Ken Kundert wrote on Oct 10th, 2002, 11:54pm:If one follows a formal top-down design process, as described in
http://www.designers-guide.com/Design/top-down.pdf, then the importance of final verification is deminished.
This is only true when using a top-down design process that follows the principles described in the paper. In particular, it must at a minimum ...
- Partition the design using well specified and verified interfaces,
- Develop detailed verification and modeling plans in advance, and
- Avoid unverified translations by using mixed-level simulation.
This last one needs to be stressed - quoting a magazine article I am working on at the moment:
Must have Analog Behavioral Models -With no way to validate these chips, a work-around was needed. Introduction of ABMs to describe analog parts of a chip were the next evolutionary step. Verilog-A, VHDL-AMS and others were put together to allow top level validation.
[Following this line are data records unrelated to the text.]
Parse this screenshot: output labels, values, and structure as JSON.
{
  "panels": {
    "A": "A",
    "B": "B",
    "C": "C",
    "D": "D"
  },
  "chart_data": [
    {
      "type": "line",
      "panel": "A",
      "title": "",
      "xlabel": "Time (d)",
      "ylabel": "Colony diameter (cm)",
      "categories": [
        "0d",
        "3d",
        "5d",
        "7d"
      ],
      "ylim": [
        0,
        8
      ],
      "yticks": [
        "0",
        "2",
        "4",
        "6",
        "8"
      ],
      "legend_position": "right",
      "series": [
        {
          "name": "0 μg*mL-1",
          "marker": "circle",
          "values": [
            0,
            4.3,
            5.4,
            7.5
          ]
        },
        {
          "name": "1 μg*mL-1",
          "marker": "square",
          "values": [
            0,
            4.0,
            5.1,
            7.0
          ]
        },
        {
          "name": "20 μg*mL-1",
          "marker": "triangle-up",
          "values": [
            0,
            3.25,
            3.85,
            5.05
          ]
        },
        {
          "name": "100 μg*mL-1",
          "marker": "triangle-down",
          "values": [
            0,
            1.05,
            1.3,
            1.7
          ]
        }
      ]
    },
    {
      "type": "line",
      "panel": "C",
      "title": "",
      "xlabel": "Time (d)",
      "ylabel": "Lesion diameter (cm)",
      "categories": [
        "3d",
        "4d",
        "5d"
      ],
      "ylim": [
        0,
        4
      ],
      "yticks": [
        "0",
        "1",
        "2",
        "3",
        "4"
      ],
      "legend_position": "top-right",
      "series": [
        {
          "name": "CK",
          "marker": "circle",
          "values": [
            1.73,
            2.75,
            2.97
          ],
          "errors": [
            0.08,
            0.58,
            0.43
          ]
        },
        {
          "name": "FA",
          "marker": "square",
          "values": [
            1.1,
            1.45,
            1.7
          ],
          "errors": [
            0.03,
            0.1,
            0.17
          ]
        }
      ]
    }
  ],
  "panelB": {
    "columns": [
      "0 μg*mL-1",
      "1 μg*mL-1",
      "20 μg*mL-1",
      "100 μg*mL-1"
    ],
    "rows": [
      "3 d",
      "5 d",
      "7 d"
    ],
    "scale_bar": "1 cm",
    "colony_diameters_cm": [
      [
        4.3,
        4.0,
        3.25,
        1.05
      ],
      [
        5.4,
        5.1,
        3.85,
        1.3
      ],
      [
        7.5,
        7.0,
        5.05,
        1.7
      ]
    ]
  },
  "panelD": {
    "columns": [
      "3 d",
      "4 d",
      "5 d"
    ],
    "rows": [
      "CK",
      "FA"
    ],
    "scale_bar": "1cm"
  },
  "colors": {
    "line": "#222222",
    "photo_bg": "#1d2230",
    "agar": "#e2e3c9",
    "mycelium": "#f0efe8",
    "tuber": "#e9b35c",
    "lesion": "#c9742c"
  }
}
Major problem – The ABM’s often have no validation path back to the analog (spice) design. Most are done by system level digital designers to a mathematical ideal. This is still a major problem, and no EDA vendor (known) has streamlined the process of correlating the two models.
Compounding the issue, most analog designers don’t write code, and digital engineers often don’t understand the nuances of analog circuits. There is a viable solution for this, but nobody has developed it yet.
It is still an issue in the here and now. THe simulation is only as good as the model simulated. Lots of times people forget that.